Roasted Chicken With Carrots

This is an easy recipe that makes a very tasty chicken! I found this online a couple of years ago from Simply Recipes. I guess it comes from Orange County Restauranteur Liza Goodell. Be sure to baste it every 15 minutes to ensure maximum flavor!

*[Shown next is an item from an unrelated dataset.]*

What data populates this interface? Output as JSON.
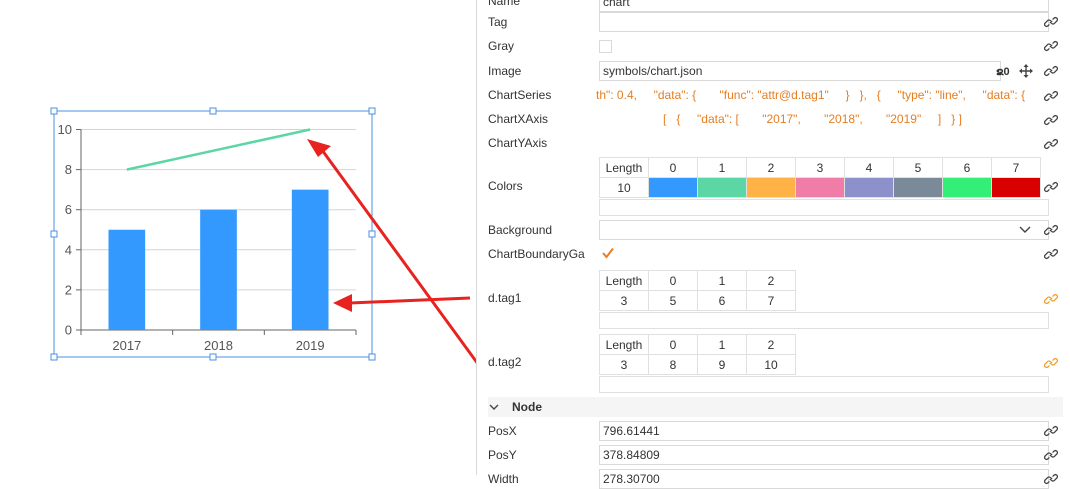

Roasted Chicken With Carrots
Whole fryer chicken, 3 1/2 to 4 pounds

Freshly ground black pepper
1 lemon, sliced in half
1 bunch of fresh thyme
10 cloves garlic, peeled
8 carrots, peeled, trimmed and halved crosswise
1 to 1 1/2 cups chicken stock
4 tablespoons extra virgin olive oil
3 tablespoons red wine vinegar
1. Preheat oven to 425F. Rinse chicken and pay dry with paper towels. Season well with salt and pepper. Stuff with lemon, thyme, and half of the garlic, then, using butcher’s string, secure the wings and legs to the body.
2. Place chicken in a small roasting pan or large, deep, oven-proof heavy skillet. Surround with the carrots and remaining garlic. Then add 1 cup chicken stock. Drizzle with olive oil.
3. Roast the chicken for 15 minutes at 425F. If you have a convection oven, you can reduce heat to 375F for the remaining time (otherwise, just keep it at 425F). Roast until chicken is golden and carrots are well caramelized, 1 1/4 to 1 1/2 hours; baste, with broth and pan juices every 15 minutes for the first 45 minutes. Add more stock if pan looks dry.
4. Transfer chicken, carrots, and garlic to a platter. Discard twine, thyme, and lemon, and let chicken rest for 10 to 15 minutes. Skim fat from pan juices and discard. Add vinegar to remaining pan juices and serve over the chicken.